Все это меньше года заняло — выход на свободу, Кисловодск, клиника Вишневского, новая отсидка, но в тюрьме его держать нельзя было — он умирал, поэтому на выбор пять городов ему предложили. Он Казань назвал, потому что там летные полки были.
Мы с Надей и Капитолиной, когда его хоронили, туда прилетели. В однокомнатной квартире гроб на двух табуретках стоял, Капитолина на полу ампулы от уколов увидела и поднять их пыталась, а небезызвестная Маша Нузберг (по некоторым сведениям платная осведомительница КГБ, которая познакомилась с Василием Сталиным, когда тот в больнице лежал, и за ним в Казань последовала, где на оформлении брака настояла. — Д. Г.) ногой их давила.
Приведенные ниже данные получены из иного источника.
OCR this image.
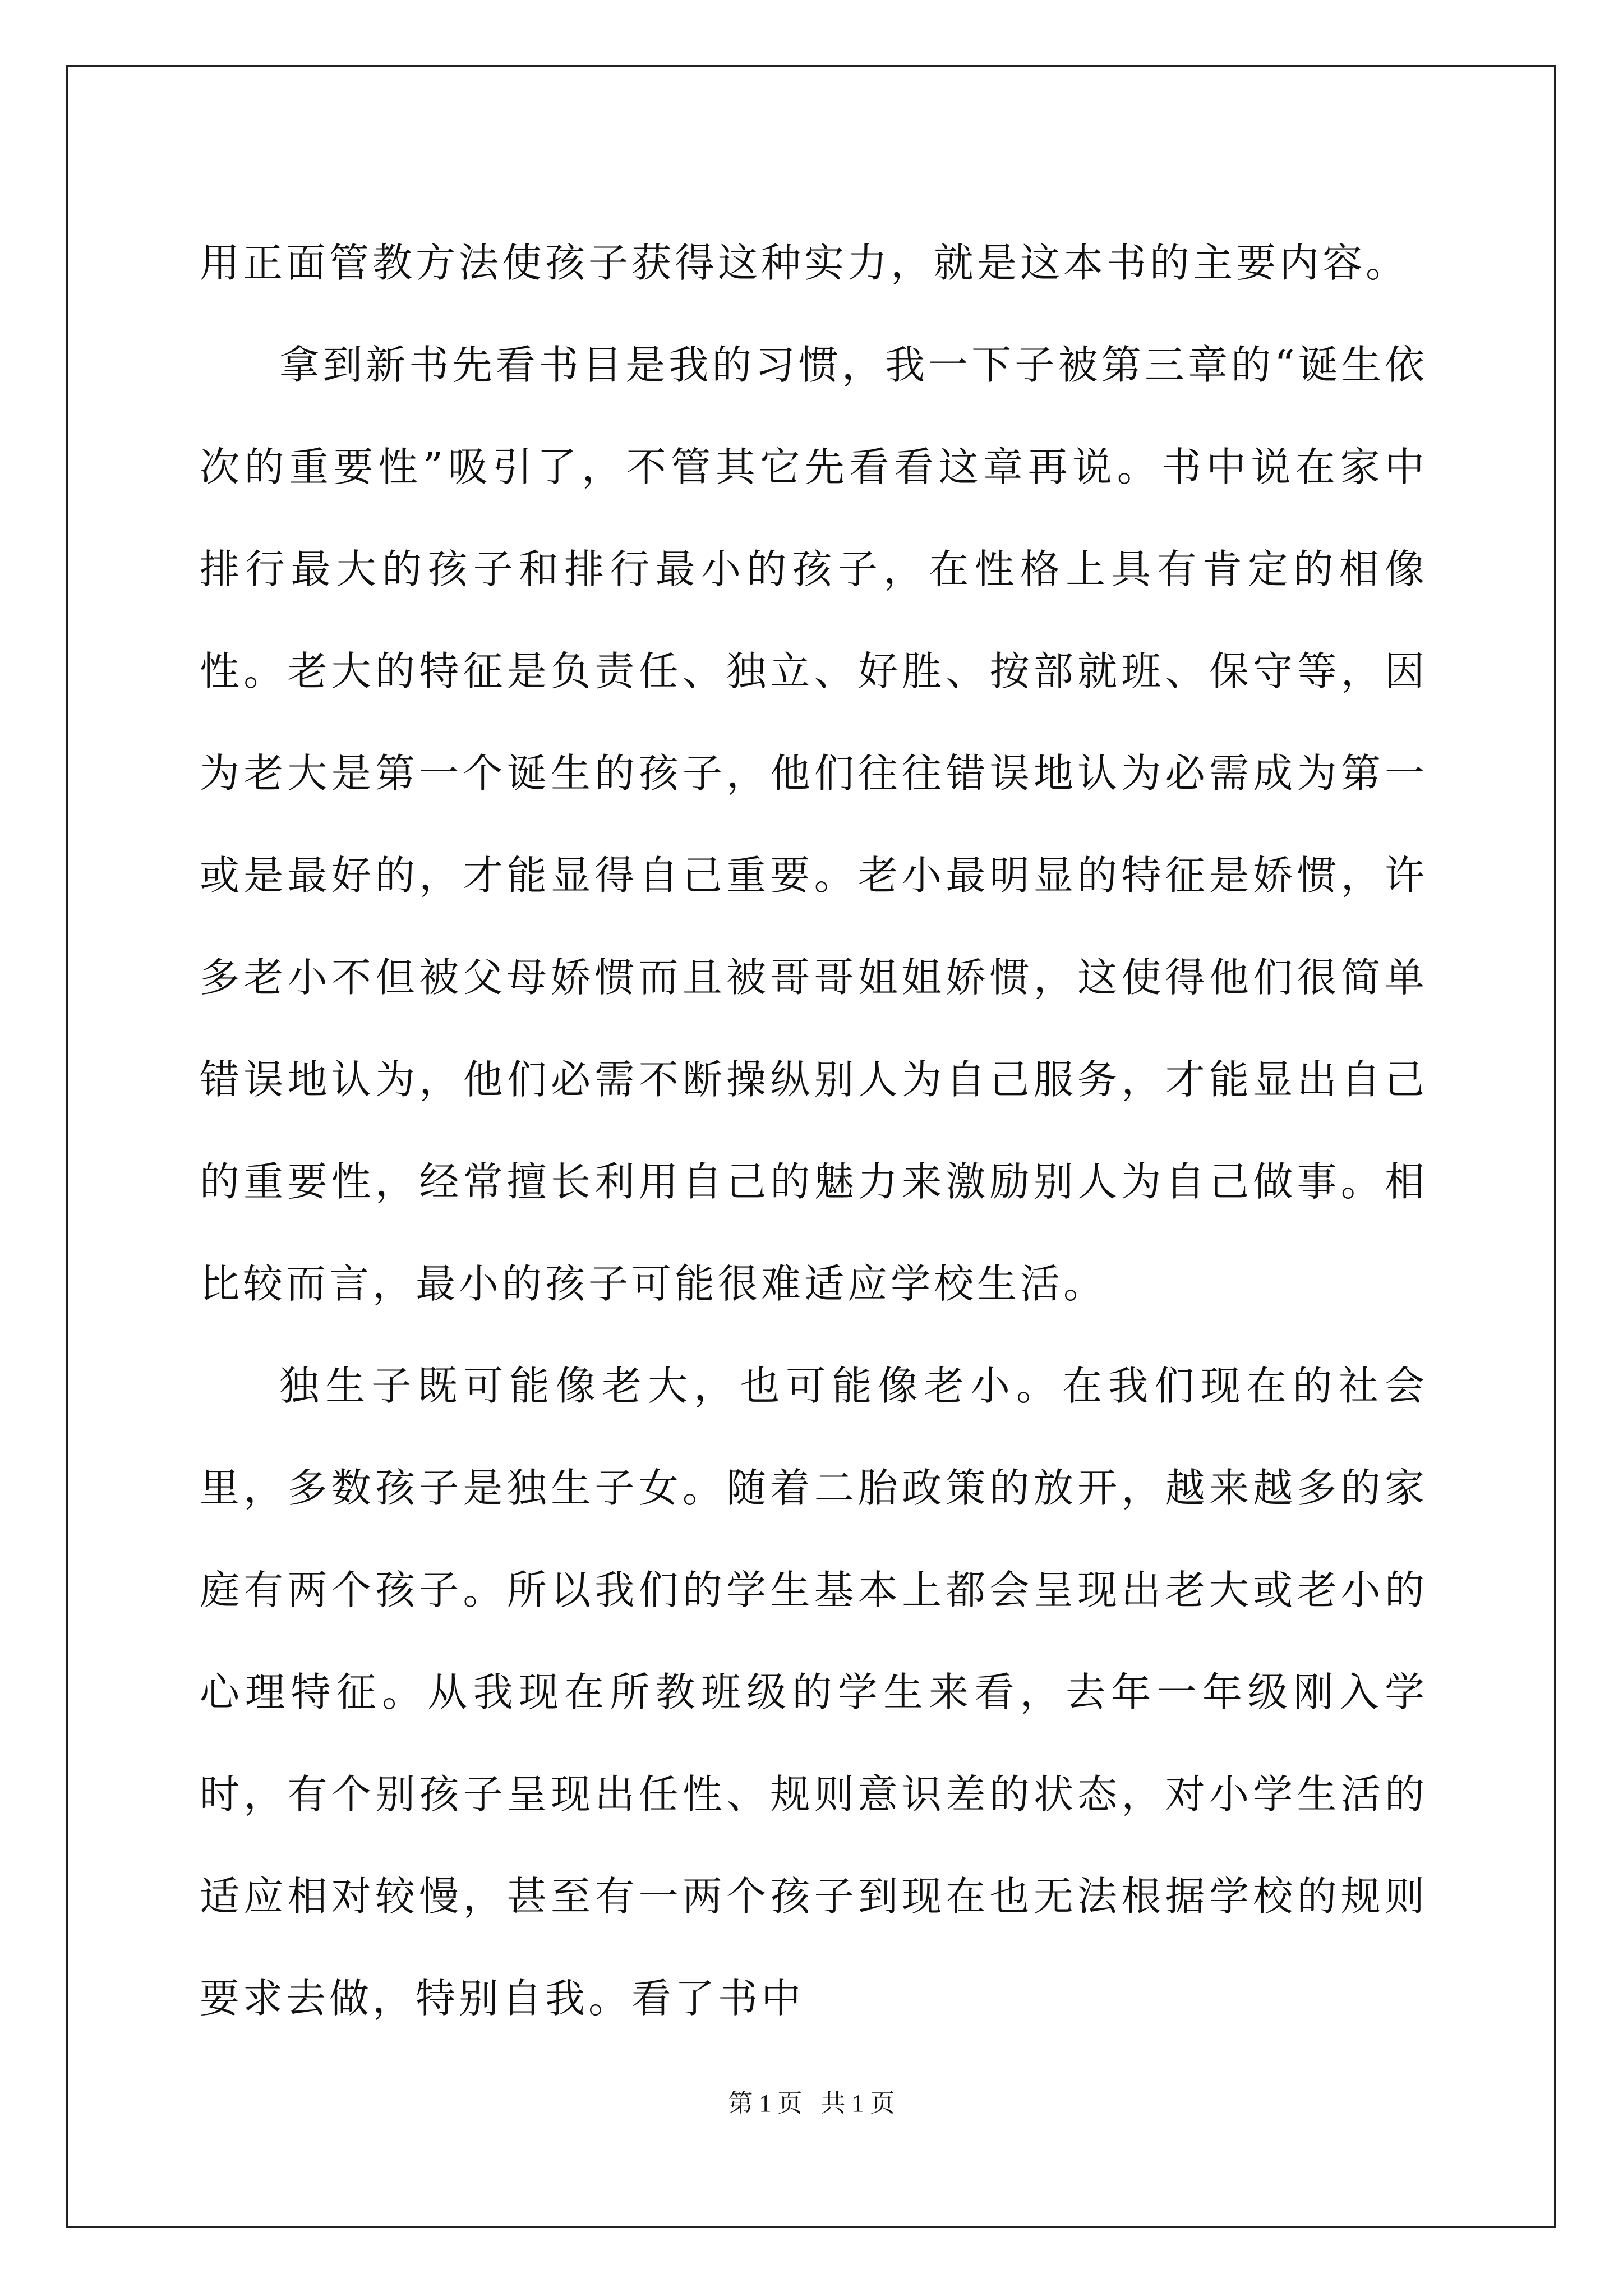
用正面管教方法使孩子获得这种实力，就是这本书的主要内容。

拿到新书先看书目是我的习惯，我一下子被第三章的“诞生依次的重要性”吸引了，不管其它先看看这章再说。书中说在家中排行最大的孩子和排行最小的孩子，在性格上具有肯定的相像性。老大的特征是负责任、独立、好胜、按部就班、保守等，因为老大是第一个诞生的孩子，他们往往错误地认为必需成为第一或是最好的，才能显得自己重要。老小最明显的特征是娇惯，许多老小不但被父母娇惯而且被哥哥姐姐娇惯，这使得他们很简单错误地认为，他们必需不断操纵别人为自己服务，才能显出自己的重要性，经常擅长利用自己的魅力来激励别人为自己做事。相比较而言，最小的孩子可能很难适应学校生活。

独生子既可能像老大，也可能像老小。在我们现在的社会里，多数孩子是独生子女。随着二胎政策的放开，越来越多的家庭有两个孩子。所以我们的学生基本上都会呈现出老大或老小的心理特征。从我现在所教班级的学生来看，去年一年级刚入学时，有个别孩子呈现出任性、规则意识差的状态，对小学生活的适应相对较慢，甚至有一两个孩子到现在也无法根据学校的规则要求去做，特别自我。看了书中

第 1 页   共 1 页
— Странная медсестра, да...
— Хирург Вишневский (генерал-полковник медицинской службы, с 1948 года директор института хирургии имени Александра Васильевича Вишневского, его отца. — Д. Г.) Светлану предупреждал, что это стукачка и, вообще, она у них не в штате, но это не мое дело, я обстоятельств не знаю...
«Когда с отцом прощались, меня очень сильно черные синяки на руках его поразили, ссадины. С похорон сестра в Москву седая вернулась...»
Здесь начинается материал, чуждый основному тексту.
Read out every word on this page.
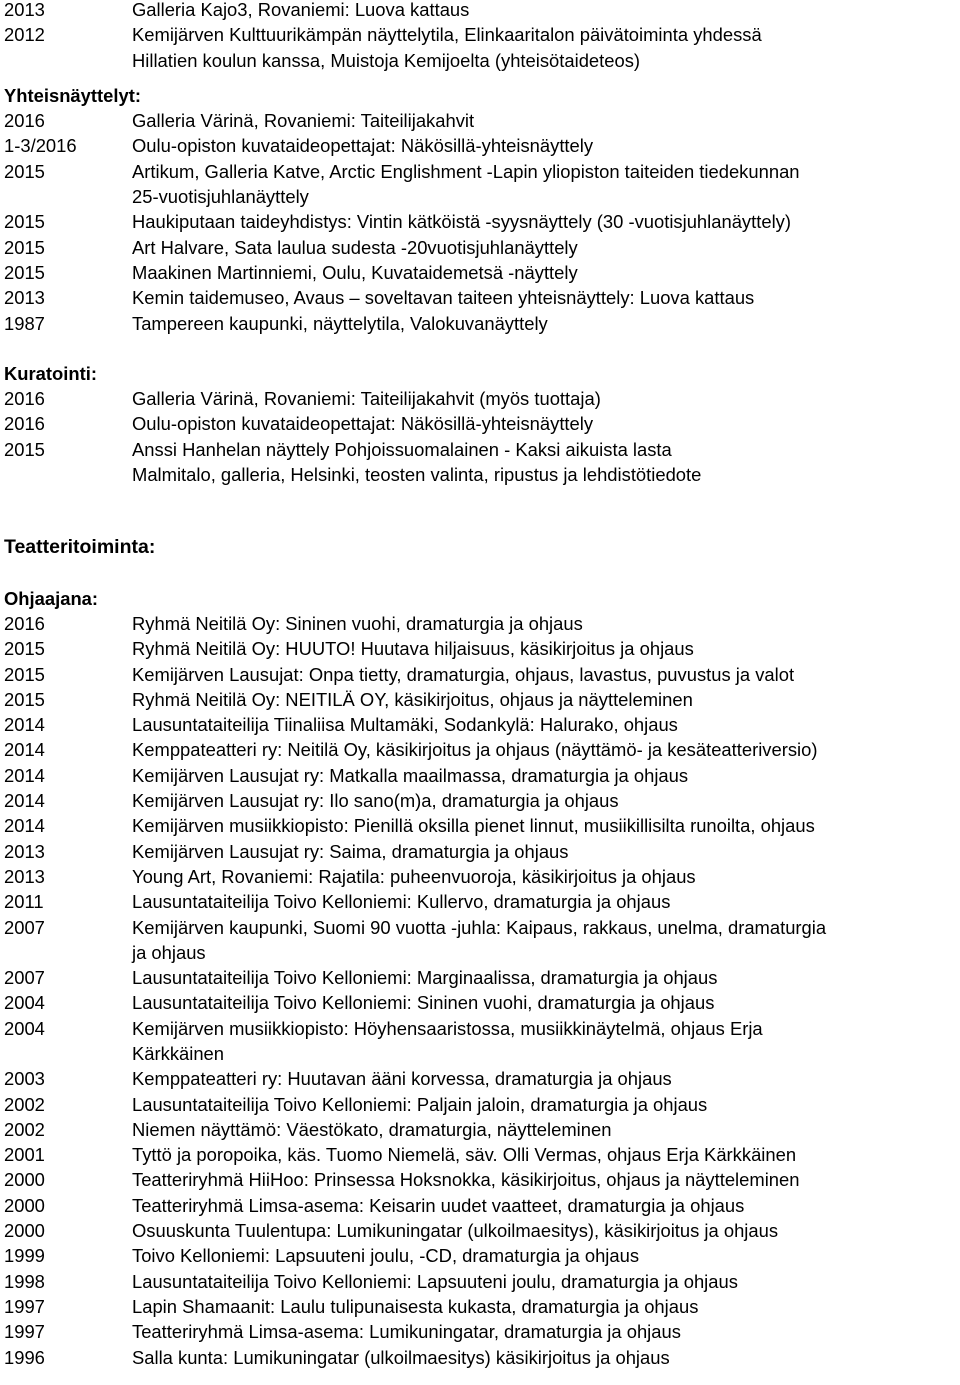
2013	Galleria Kajo3, Rovaniemi: Luova kattaus
2012	Kemijärven Kulttuurikämpän näyttelytila, Elinkaaritalon päivätoiminta yhdessä
Hillatien koulun kanssa, Muistoja Kemijoelta (yhteisötaideteos)
Yhteisnäyttelyt:
2016	Galleria Värinä, Rovaniemi: Taiteilijakahvit
1-3/2016	Oulu-opiston kuvataideopettajat: Näkösillä-yhteisnäyttely
2015	Artikum, Galleria Katve, Arctic Englishment -Lapin yliopiston taiteiden tiedekunnan
25-vuotisjuhlanäyttely
2015	Haukiputaan taideyhdistys: Vintin kätköistä -syysnäyttely (30 -vuotisjuhlanäyttely)
2015	Art Halvare, Sata laulua sudesta -20vuotisjuhlanäyttely
2015	Maakinen Martinniemi, Oulu, Kuvataidemetsä -näyttely
2013	Kemin taidemuseo, Avaus – soveltavan taiteen yhteisnäyttely: Luova kattaus
1987	Tampereen kaupunki, näyttelytila, Valokuvanäyttely
Kuratointi:
2016	Galleria Värinä, Rovaniemi: Taiteilijakahvit (myös tuottaja)
2016	Oulu-opiston kuvataideopettajat: Näkösillä-yhteisnäyttely
2015	Anssi Hanhelan näyttely Pohjoissuomalainen - Kaksi aikuista lasta
Malmitalo, galleria, Helsinki, teosten valinta, ripustus ja lehdistötiedote
Teatteritoiminta:
Ohjaajana:
2016	Ryhmä Neitilä Oy: Sininen vuohi, dramaturgia ja ohjaus
2015	Ryhmä Neitilä Oy: HUUTO! Huutava hiljaisuus, käsikirjoitus ja ohjaus
2015	Kemijärven Lausujat: Onpa tietty, dramaturgia, ohjaus, lavastus, puvustus ja valot
2015	Ryhmä Neitilä Oy: NEITILÄ OY, käsikirjoitus, ohjaus ja näytteleminen
2014	Lausuntataiteilija Tiinaliisa Multamäki, Sodankylä: Halurako, ohjaus
2014	Kemppateatteri ry: Neitilä Oy, käsikirjoitus ja ohjaus (näyttämö- ja kesäteatteriversio)
2014	Kemijärven Lausujat ry: Matkalla maailmassa, dramaturgia ja ohjaus
2014	Kemijärven Lausujat ry: Ilo sano(m)a, dramaturgia ja ohjaus
2014	Kemijärven musiikkiopisto: Pienillä oksilla pienet linnut, musiikillisilta runoilta, ohjaus
2013	Kemijärven Lausujat ry: Saima, dramaturgia ja ohjaus
2013	Young Art, Rovaniemi: Rajatila: puheenvuoroja, käsikirjoitus ja ohjaus
2011	Lausuntataiteilija Toivo Kelloniemi: Kullervo, dramaturgia ja ohjaus
2007	Kemijärven kaupunki, Suomi 90 vuotta -juhla: Kaipaus, rakkaus, unelma, dramaturgia
ja ohjaus
2007	Lausuntataiteilija Toivo Kelloniemi: Marginaalissa, dramaturgia ja ohjaus
2004	Lausuntataiteilija Toivo Kelloniemi: Sininen vuohi, dramaturgia ja ohjaus
2004	Kemijärven musiikkiopisto: Höyhensaaristossa, musiikkinäytelmä, ohjaus Erja
Kärkkäinen
2003	Kemppateatteri ry: Huutavan ääni korvessa, dramaturgia ja ohjaus
2002	Lausuntataiteilija Toivo Kelloniemi: Paljain jaloin, dramaturgia ja ohjaus
2002	Niemen näyttämö: Väestökato, dramaturgia, näytteleminen
2001	Tyttö ja poropoika, käs. Tuomo Niemelä, säv. Olli Vermas, ohjaus Erja Kärkkäinen
2000	Teatteriryhmä HiiHoo: Prinsessa Hoksnokka, käsikirjoitus, ohjaus ja näytteleminen
2000	Teatteriryhmä Limsa-asema: Keisarin uudet vaatteet, dramaturgia ja ohjaus
2000	Osuuskunta Tuulentupa: Lumikuningatar (ulkoilmaesitys), käsikirjoitus ja ohjaus
1999	Toivo Kelloniemi: Lapsuuteni joulu, -CD, dramaturgia ja ohjaus
1998	Lausuntataiteilija Toivo Kelloniemi: Lapsuuteni joulu, dramaturgia ja ohjaus
1997	Lapin Shamaanit: Laulu tulipunaisesta kukasta, dramaturgia ja ohjaus
1997	Teatteriryhmä Limsa-asema: Lumikuningatar, dramaturgia ja ohjaus
1996	Salla kunta: Lumikuningatar (ulkoilmaesitys) käsikirjoitus ja ohjaus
— Отца тоже убили, как думаете?
— Конечно, не без этого, и вот мы приехали, цветов купить не могли — мороз стоял, хотя это март был. Странно, но у них с мамой жизни в два числа уложились: отец 24 марта родился, и 19 марта умер, а мама наоборот: 19 июля родилась и 24-го в том же месяце умерла. Ну, неважно...
Проститься с отцом много народу собралось, большой двор людьми был запружен, потому что «Голос Америки» сразу же сообщение о смерти его передал... Мы-то как узнали? Тоже совершенно случайно. Нам позвонили, трубку Надя взяла, и ей сказали: «Умер отец. Похороны тогда-то и тогда-то». Рыдания, паника... Что делать, мы не знали и решили к двоюродной сестре ехать. Выскочили, такси поймали... Только отъехали, шофер повернулся: «Слышали, Вася Сталин умер?», но я о другом...
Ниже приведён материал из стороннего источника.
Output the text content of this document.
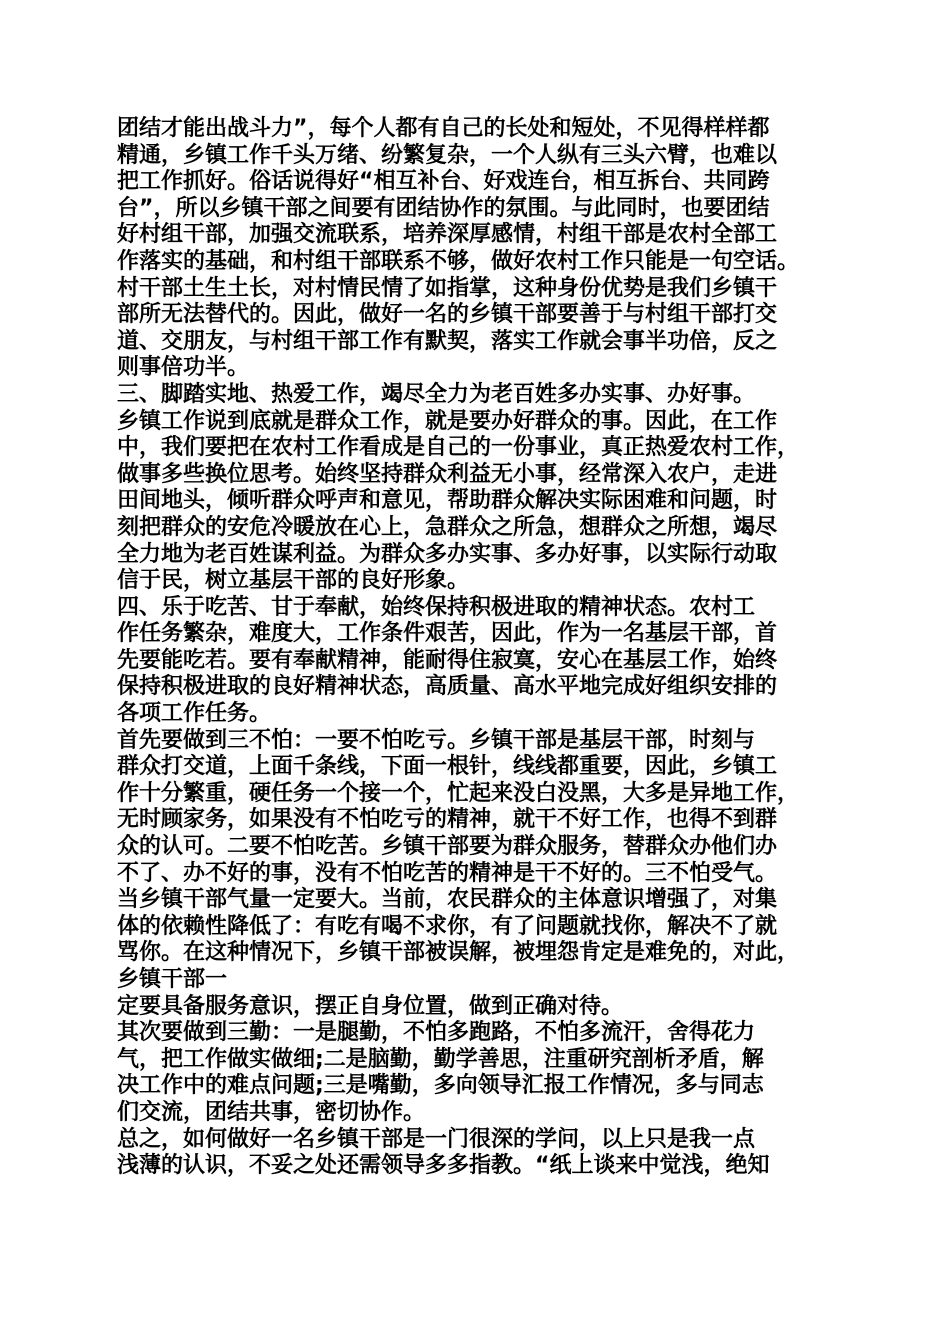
团结才能出战斗力”，每个人都有自己的长处和短处，不见得样样都
精通，乡镇工作千头万绪、纷繁复杂，一个人纵有三头六臂，也难以
把工作抓好。俗话说得好“相互补台、好戏连台，相互拆台、共同跨
台”，所以乡镇干部之间要有团结协作的氛围。与此同时，也要团结
好村组干部，加强交流联系，培养深厚感情，村组干部是农村全部工
作落实的基础，和村组干部联系不够，做好农村工作只能是一句空话。
村干部土生土长，对村情民情了如指掌，这种身份优势是我们乡镇干
部所无法替代的。因此，做好一名的乡镇干部要善于与村组干部打交
道、交朋友，与村组干部工作有默契，落实工作就会事半功倍，反之
则事倍功半。
三、脚踏实地、热爱工作，竭尽全力为老百姓多办实事、办好事。
乡镇工作说到底就是群众工作，就是要办好群众的事。因此，在工作
中，我们要把在农村工作看成是自己的一份事业，真正热爱农村工作，
做事多些换位思考。始终坚持群众利益无小事，经常深入农户，走进
田间地头，倾听群众呼声和意见，帮助群众解决实际困难和问题，时
刻把群众的安危冷暖放在心上，急群众之所急，想群众之所想，竭尽
全力地为老百姓谋利益。为群众多办实事、多办好事，以实际行动取
信于民，树立基层干部的良好形象。
四、乐于吃苦、甘于奉献，始终保持积极进取的精神状态。农村工
作任务繁杂，难度大，工作条件艰苦，因此，作为一名基层干部，首
先要能吃若。要有奉献精神，能耐得住寂寞，安心在基层工作，始终
保持积极进取的良好精神状态，高质量、高水平地完成好组织安排的
各项工作任务。
首先要做到三不怕：一要不怕吃亏。乡镇干部是基层干部，时刻与
群众打交道，上面千条线，下面一根针，线线都重要，因此，乡镇工
作十分繁重，硬任务一个接一个，忙起来没白没黑，大多是异地工作，
无时顾家务，如果没有不怕吃亏的精神，就干不好工作，也得不到群
众的认可。二要不怕吃苦。乡镇干部要为群众服务，替群众办他们办
不了、办不好的事，没有不怕吃苦的精神是干不好的。三不怕受气。
当乡镇干部气量一定要大。当前，农民群众的主体意识增强了，对集
体的依赖性降低了：有吃有喝不求你，有了问题就找你，解决不了就
骂你。在这种情况下，乡镇干部被误解，被埋怨肯定是难免的，对此，
乡镇干部一
定要具备服务意识，摆正自身位置，做到正确对待。
其次要做到三勤：一是腿勤，不怕多跑路，不怕多流汗，舍得花力
气，把工作做实做细;二是脑勤，勤学善思，注重研究剖析矛盾，解
决工作中的难点问题;三是嘴勤，多向领导汇报工作情况，多与同志
们交流，团结共事，密切协作。
总之，如何做好一名乡镇干部是一门很深的学问，以上只是我一点
浅薄的认识，不妥之处还需领导多多指教。“纸上谈来中觉浅，绝知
На похоронах многие мужики в гражданских пальто были, но когда к гробу подходили, полы распахивали, а там — летная форма: это я хорошо запомнил, и потом меня очень сильные синяки на руках отца поразили, ссадины. Знаете, так лицо оцарапано бывает, если человек ничком упал, но поди знай, почему такие синяки были — аж черные. Мы и с Капитолиной это потом обсуждали: «Странно... Кто-то за руки его, что ли, держал?».
— Вы на похоронах плакали?
— Я нет, а сестра в Москву седая вернулась... Потом эта седина отошла, но меня потрясло, что она черный платок сняла, а волосы под ним белые оказались.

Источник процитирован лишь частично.